Reputation: 674
I have a dataframe that looks like this:
start stop
0 1 2
1 3 4
2 2 1
3 4 3
I'm trying to build a dictionary with key= (start, stop) pairs from my list of tuples and the value= count of their occurrence, regardless of the order. In other words, (1,2) and (2,1) would both count as an occurrence of the pair (1,2) in the list of tuples.

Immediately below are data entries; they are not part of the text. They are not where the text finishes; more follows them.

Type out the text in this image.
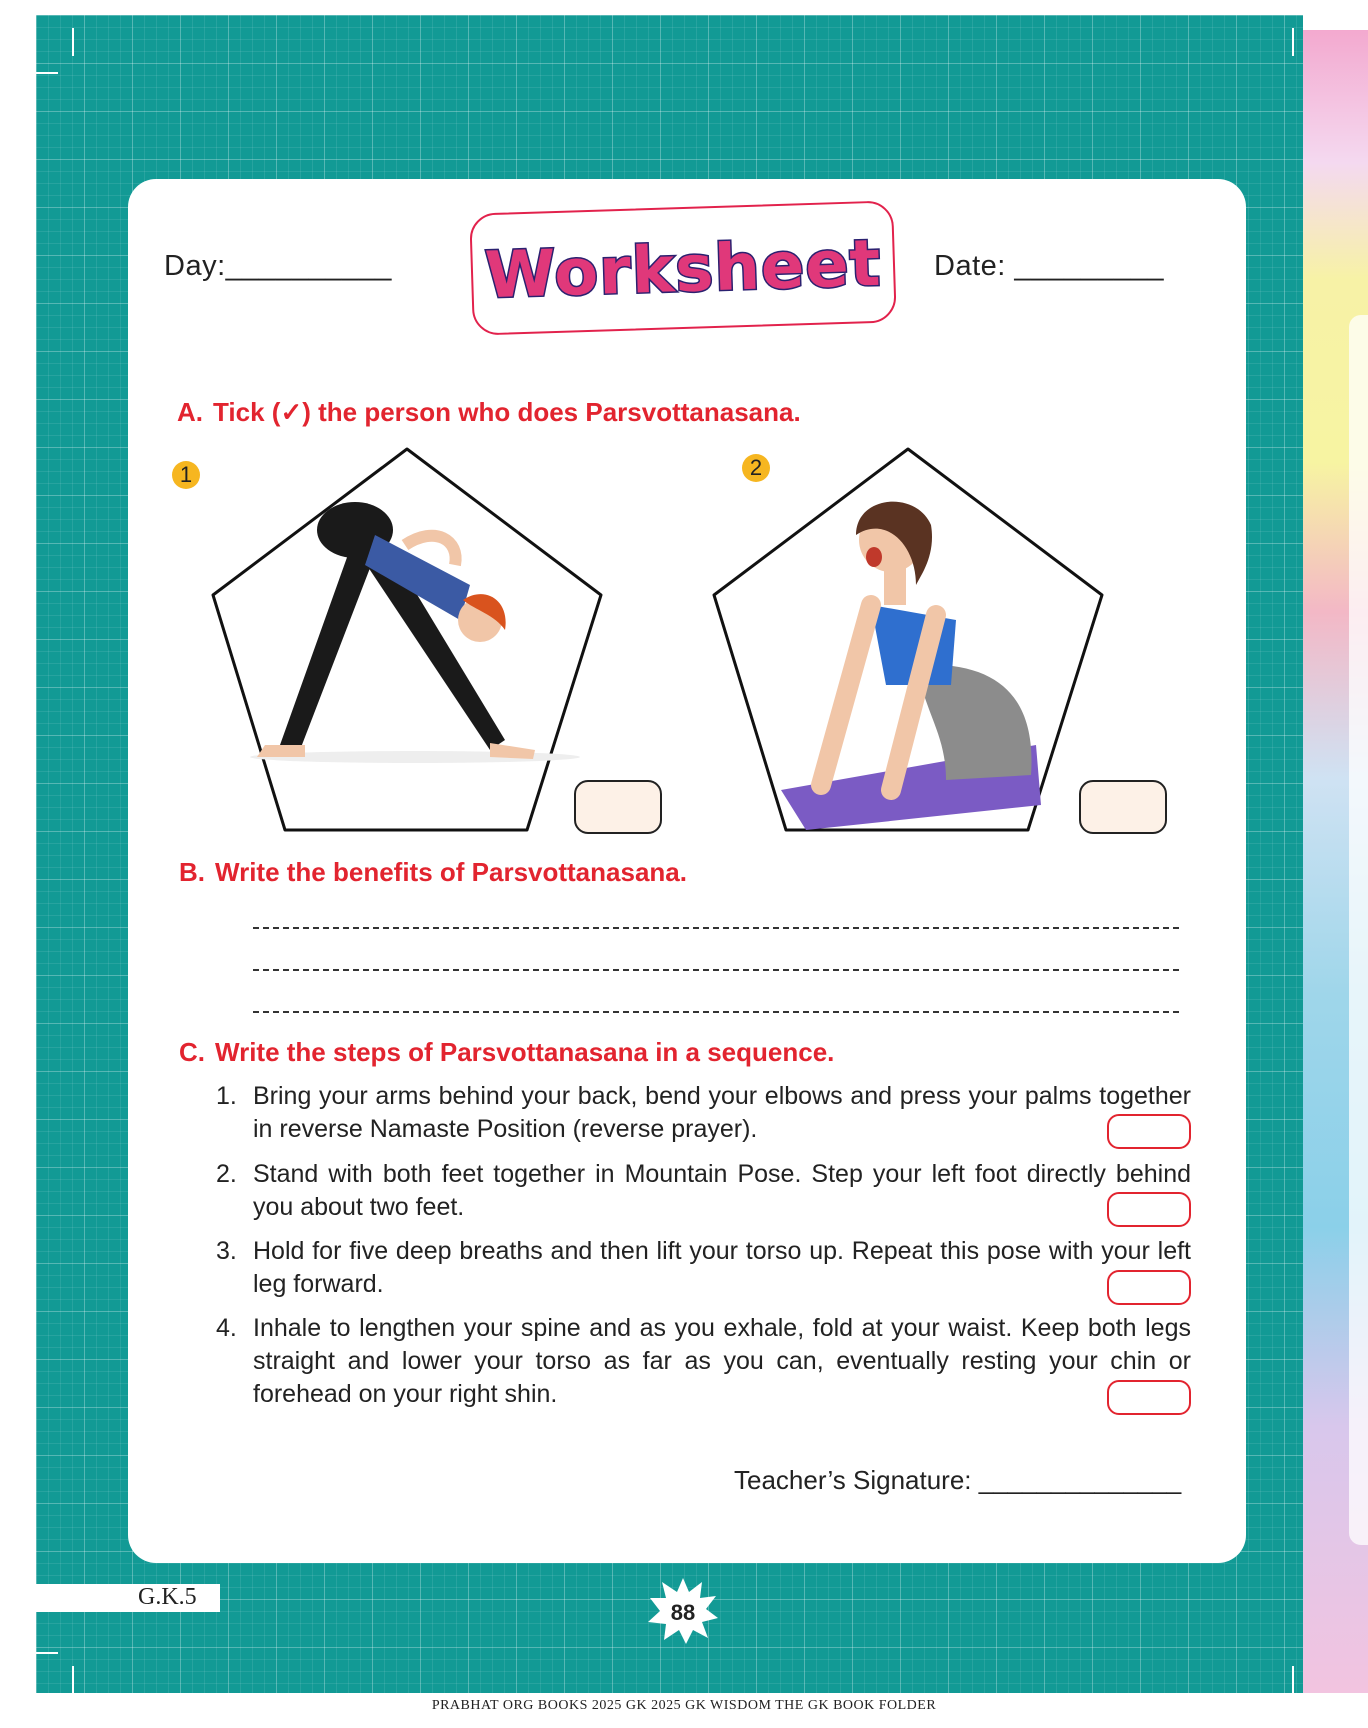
Day:__________	Date: _________
Worksheet
A. Tick (✓) the person who does Parsvottanasana.
1	2
B. Write the benefits of Parsvottanasana.
C. Write the steps of Parsvottanasana in a sequence.
1. Bring your arms behind your back, bend your elbows and press your palms together in reverse Namaste Position (reverse prayer).
2. Stand with both feet together in Mountain Pose. Step your left foot directly behind you about two feet.
3. Hold for five deep breaths and then lift your torso up. Repeat this pose with your left leg forward.
4. Inhale to lengthen your spine and as you exhale, fold at your waist. Keep both legs straight and lower your torso as far as you can, eventually resting your chin or forehead on your right shin.
Teacher’s Signature: ______________
G.K.5
88
PRABHAT ORG BOOKS 2025 GK 2025 GK WISDOM THE GK BOOK FOLDER
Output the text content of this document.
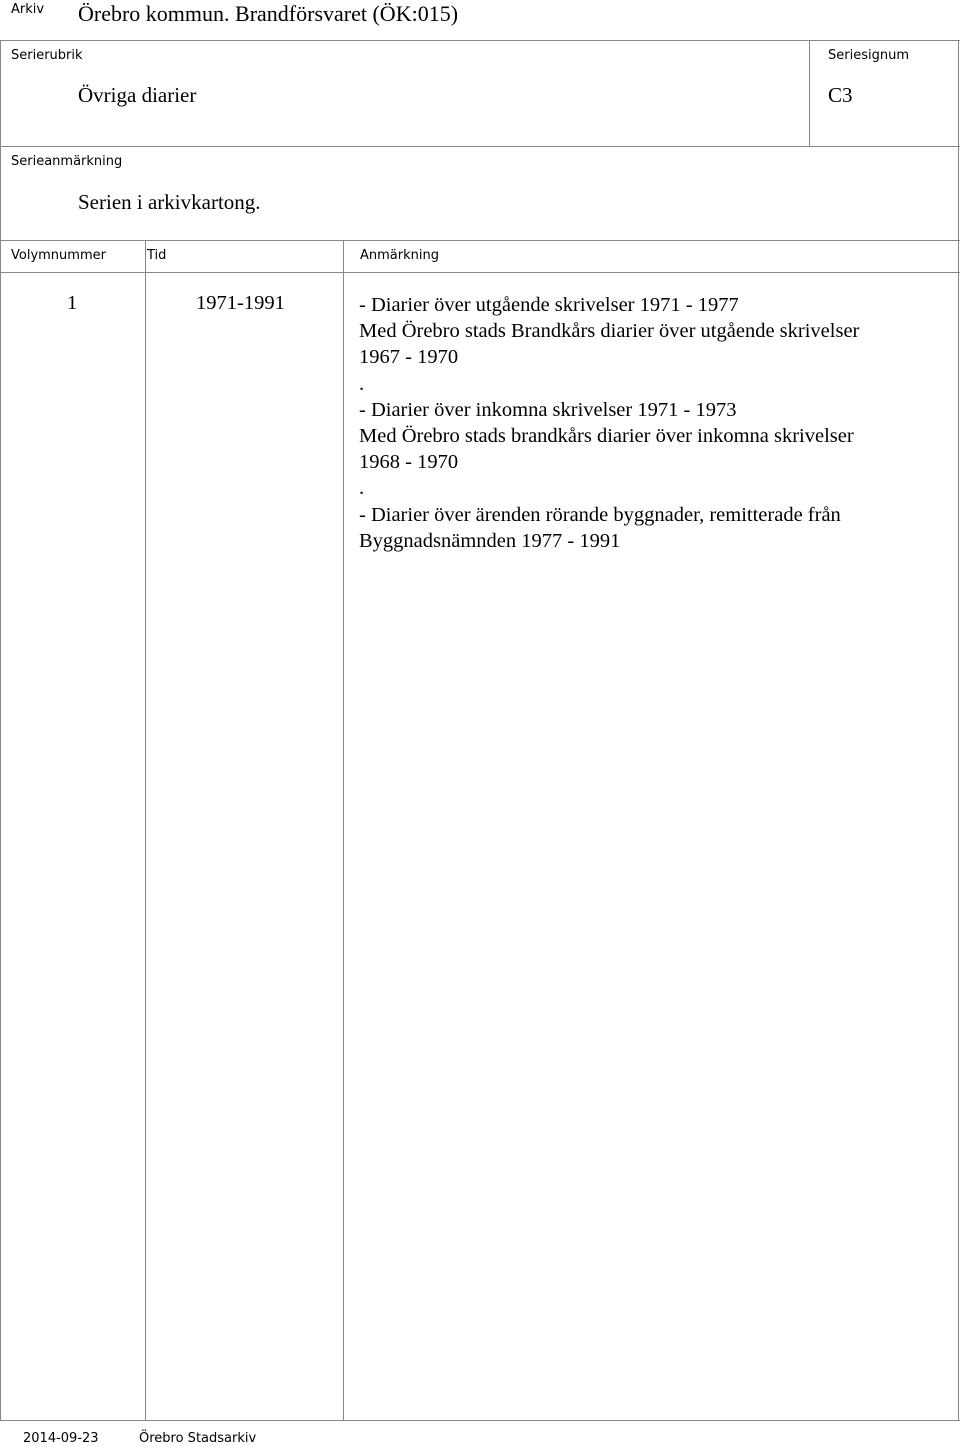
Arkiv Örebro kommun. Brandförsvaret (ÖK:015)
Serierubrik
Övriga diarier
Seriesignum
C3
Serieanmärkning
Serien i arkivkartong.
Volymnummer	Tid	Anmärkning
1	1971-1991	- Diarier över utgående skrivelser 1971 - 1977
Med Örebro stads Brandkårs diarier över utgående skrivelser
1967 - 1970
.
- Diarier över inkomna skrivelser 1971 - 1973
Med Örebro stads brandkårs diarier över inkomna skrivelser
1968 - 1970
.
- Diarier över ärenden rörande byggnader, remitterade från
Byggnadsnämnden 1977 - 1991
2014-09-23	Örebro Stadsarkiv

Desired output: dict_count= {('1','2'):2, ('3','4'):2}
Here's my attempt:
my_list=[('1','2'),('3','4')]
for pair in my_list:
count=0
if ((df[df['start']]==pair[0] and df[df['end']]==pair[1]) or (df[df['start']]==pair[1]) and df[df['end']]==pair[0])::
count+=1
dict_count[pair]=count
However, this gives me a KeyError:
KeyError: "['1' ...] not in index"
Upvotes: 3
Views: 942
Reputation: 402553
Use collections.Counter
:
>>> from collections import Counter
>>> Counter(map(tuple, np.sort(df[['start','stop']], axis=1)))
{(1, 2): 2, (3, 4): 2}
This does not modify your original DataFrame.
Upvotes: 6
Reputation: 323276
Using values
+ sort
then we do groupby
df.values.sort()
df
start stop
0 '1' '2'
1 '3' '4'
2 '1' '2'
3 '3' '4'
df.groupby(df.columns.tolist()).size()
start stop
'1' '2' 2
'3' '4' 2
dtype: int64
If you need dict
df.groupby(df.columns.tolist()).size().to_dict()
{("'1'", "'2'"): 2, ("'3'", "'4'"): 2}
Update
df['orther']=1
df[['start','stop']]=np.sort(df[['start','stop']].values)
df.groupby(['start','stop']).size().to_dict()
{("'1'", "'2'"): 2, ("'3'", "'4'"): 2}
Upvotes: 5